On the first day of football practice at Columbia in 1938, photographers hauled out an old archery target. To get stunt pictures, they placed Quarterback Sid Luckman 25 yd. away and told him to toss passes. Six times in a row he hit the dead center of the four-inch bull’s-eye. In seven years of college and pro football he proved that he was just as accurate under gridiron fire.
Last week burly Sid Luckman hit his marksmanship top. Before a record crowd of 56,696 in Manhattan’s Polo Grounds, he showed himself the best passer of the year, perhaps the best in football history.

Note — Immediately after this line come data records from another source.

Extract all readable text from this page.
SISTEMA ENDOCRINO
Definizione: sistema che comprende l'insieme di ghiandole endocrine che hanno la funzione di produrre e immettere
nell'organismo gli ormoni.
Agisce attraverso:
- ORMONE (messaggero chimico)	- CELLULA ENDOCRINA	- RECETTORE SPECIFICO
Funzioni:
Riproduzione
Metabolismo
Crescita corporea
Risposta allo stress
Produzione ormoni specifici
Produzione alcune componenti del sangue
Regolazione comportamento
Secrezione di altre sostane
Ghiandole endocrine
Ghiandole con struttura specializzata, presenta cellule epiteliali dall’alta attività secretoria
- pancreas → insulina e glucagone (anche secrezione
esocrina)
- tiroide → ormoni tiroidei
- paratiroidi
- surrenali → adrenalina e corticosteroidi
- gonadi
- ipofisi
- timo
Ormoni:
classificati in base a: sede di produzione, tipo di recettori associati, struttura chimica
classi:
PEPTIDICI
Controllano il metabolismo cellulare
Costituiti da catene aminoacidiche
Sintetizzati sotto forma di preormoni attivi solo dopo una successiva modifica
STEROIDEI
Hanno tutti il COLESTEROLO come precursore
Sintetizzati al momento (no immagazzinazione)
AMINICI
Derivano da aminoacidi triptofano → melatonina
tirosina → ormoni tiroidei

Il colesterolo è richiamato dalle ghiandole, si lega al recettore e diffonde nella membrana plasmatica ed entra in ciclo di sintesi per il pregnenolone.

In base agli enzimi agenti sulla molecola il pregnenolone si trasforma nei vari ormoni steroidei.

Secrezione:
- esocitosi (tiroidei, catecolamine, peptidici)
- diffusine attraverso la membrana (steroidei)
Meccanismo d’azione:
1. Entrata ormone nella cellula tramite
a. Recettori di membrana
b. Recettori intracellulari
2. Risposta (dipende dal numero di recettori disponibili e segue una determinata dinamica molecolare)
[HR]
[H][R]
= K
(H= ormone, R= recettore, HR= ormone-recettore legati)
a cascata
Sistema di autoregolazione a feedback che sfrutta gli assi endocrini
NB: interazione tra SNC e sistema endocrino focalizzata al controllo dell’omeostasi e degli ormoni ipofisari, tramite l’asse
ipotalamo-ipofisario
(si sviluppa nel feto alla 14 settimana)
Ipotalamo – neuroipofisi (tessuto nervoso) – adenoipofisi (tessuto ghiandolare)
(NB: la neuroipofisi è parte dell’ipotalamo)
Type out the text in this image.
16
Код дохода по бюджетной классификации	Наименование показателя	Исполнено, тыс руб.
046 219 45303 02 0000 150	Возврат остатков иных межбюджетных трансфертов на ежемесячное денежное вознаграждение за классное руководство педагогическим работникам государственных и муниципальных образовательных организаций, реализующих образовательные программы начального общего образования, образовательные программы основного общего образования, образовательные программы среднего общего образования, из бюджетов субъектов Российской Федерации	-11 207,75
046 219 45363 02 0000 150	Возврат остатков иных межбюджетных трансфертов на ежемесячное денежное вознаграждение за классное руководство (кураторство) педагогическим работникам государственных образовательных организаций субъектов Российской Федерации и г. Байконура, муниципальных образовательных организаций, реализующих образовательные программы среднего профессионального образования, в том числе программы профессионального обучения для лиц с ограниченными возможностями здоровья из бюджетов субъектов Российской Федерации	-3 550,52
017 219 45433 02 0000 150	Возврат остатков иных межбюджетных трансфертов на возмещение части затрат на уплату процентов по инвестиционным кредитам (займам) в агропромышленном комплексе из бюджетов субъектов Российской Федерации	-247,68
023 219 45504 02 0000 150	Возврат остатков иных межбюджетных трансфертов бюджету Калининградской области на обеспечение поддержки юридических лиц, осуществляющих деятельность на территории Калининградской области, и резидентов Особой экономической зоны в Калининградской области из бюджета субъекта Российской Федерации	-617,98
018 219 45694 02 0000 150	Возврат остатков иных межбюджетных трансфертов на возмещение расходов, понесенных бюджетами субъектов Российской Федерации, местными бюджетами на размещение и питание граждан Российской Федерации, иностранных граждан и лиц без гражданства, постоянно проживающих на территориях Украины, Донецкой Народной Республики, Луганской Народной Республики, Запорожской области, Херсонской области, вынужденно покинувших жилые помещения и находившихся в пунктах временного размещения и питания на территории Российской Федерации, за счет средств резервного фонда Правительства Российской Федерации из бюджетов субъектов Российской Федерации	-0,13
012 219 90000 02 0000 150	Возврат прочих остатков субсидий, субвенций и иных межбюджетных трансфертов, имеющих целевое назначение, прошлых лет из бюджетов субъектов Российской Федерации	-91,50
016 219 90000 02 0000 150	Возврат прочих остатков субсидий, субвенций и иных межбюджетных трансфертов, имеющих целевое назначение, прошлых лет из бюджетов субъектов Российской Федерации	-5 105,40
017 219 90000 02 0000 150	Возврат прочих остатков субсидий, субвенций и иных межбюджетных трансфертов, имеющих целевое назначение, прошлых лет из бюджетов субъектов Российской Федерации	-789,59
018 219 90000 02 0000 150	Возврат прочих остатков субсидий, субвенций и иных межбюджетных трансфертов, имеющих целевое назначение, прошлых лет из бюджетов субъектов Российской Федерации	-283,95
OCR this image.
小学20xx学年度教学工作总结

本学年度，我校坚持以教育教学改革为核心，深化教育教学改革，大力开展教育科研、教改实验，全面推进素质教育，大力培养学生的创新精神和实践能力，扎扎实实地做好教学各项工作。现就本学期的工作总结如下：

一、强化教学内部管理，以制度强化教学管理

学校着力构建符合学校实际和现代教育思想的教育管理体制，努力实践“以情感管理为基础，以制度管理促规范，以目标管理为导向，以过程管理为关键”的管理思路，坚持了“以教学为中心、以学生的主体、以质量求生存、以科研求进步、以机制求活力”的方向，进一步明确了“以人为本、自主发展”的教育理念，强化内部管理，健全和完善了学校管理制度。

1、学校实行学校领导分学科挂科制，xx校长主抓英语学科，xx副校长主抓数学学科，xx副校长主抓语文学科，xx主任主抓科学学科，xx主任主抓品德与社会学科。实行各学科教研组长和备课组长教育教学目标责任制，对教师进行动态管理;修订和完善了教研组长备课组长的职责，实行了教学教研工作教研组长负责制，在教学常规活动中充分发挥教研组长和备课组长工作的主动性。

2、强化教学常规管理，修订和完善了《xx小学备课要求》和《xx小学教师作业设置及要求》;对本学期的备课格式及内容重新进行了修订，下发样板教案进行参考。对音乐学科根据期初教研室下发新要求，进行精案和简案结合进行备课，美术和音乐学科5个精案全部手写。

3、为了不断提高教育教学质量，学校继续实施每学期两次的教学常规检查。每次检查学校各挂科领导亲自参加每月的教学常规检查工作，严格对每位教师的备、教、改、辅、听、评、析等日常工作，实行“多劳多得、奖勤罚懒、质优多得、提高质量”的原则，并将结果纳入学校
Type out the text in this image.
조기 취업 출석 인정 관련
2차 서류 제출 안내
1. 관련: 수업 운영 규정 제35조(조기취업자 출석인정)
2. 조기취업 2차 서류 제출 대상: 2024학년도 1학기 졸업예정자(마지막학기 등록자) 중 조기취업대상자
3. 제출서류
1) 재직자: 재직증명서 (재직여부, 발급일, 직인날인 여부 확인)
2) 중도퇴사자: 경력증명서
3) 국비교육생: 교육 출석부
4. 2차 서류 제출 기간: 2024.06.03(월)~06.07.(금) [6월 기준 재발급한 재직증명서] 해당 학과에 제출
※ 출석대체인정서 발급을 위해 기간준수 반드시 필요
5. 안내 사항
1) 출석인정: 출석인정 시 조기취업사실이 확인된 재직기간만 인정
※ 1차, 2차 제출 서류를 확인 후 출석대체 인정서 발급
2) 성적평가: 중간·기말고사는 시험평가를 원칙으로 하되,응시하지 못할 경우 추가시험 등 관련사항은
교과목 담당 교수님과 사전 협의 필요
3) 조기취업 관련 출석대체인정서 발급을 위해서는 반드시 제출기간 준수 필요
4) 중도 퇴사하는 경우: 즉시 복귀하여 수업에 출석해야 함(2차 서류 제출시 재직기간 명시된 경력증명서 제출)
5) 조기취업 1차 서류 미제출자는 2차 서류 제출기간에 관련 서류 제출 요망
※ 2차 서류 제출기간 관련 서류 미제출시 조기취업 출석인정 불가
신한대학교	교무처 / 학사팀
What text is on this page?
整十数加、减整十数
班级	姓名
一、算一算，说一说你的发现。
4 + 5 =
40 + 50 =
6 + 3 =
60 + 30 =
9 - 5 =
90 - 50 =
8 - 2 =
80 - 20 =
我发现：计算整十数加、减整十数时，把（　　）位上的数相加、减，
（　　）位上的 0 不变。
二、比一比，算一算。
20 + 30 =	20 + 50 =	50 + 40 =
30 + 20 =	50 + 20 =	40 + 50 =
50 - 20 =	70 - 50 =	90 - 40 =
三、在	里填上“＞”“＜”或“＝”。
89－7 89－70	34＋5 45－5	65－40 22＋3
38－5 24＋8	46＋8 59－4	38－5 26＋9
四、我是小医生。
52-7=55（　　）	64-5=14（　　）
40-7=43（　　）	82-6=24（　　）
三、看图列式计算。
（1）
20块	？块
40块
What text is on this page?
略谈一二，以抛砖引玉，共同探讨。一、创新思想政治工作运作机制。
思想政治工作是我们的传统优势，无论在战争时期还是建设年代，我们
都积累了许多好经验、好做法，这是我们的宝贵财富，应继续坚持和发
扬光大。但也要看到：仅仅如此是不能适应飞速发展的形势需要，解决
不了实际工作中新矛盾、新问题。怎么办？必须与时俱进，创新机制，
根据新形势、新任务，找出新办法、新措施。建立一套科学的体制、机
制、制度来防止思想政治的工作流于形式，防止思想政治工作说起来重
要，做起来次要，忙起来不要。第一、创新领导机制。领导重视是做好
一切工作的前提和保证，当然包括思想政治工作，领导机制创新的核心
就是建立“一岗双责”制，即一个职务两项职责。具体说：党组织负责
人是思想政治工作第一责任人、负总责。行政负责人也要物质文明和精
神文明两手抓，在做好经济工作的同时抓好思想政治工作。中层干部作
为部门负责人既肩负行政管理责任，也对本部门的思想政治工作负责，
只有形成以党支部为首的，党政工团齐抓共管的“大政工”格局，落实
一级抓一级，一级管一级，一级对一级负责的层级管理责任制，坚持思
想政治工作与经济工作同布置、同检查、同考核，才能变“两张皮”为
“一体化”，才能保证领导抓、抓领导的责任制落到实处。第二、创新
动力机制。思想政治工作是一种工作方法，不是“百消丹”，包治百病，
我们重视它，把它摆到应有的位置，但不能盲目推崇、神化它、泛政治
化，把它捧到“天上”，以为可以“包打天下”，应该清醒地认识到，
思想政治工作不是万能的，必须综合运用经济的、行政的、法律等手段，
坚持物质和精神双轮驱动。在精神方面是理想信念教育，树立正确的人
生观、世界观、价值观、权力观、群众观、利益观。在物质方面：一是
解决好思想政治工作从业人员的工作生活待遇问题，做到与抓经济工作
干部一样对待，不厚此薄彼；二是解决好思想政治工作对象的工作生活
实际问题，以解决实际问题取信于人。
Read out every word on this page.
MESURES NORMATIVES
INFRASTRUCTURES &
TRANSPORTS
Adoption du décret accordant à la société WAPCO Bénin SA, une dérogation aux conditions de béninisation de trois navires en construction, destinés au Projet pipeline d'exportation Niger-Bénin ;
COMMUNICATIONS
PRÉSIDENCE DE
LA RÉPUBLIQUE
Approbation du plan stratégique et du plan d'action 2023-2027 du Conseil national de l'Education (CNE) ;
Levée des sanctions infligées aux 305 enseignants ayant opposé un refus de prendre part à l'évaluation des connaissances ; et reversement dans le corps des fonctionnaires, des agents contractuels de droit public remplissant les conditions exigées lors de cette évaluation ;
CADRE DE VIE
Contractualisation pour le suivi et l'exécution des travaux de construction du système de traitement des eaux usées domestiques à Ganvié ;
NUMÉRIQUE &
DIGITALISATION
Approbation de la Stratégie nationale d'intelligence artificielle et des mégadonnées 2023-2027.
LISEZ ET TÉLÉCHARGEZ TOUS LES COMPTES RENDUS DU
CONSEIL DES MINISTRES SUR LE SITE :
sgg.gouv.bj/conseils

As his Chicago Bears gave the New York Giants the worst drubbing ever, 56-to-7, Sidney Luckman:
» Threw 30 passes, completed 23 for a total gain of 453 yards.
» Passed seven times for touchdowns.
Both were now alltime National (professional) Football League records.
Said the New York Times’s William D. Richardson, astonished at this show of virtuosity: “The paper shortage doesn’t permit a detailed recitation.”
Black-haired, brown-eyed Sid Luckman played his first football in the blare of automobile horns on the hard pavement of Lott Street, Brooklyn. After graduating from Columbia, he signed up with the Bears four years ago. But this week, at 26, he announced that his career was close to its end: he has signed on as an ensign in the U.S. Maritime Service, expects his call any minute.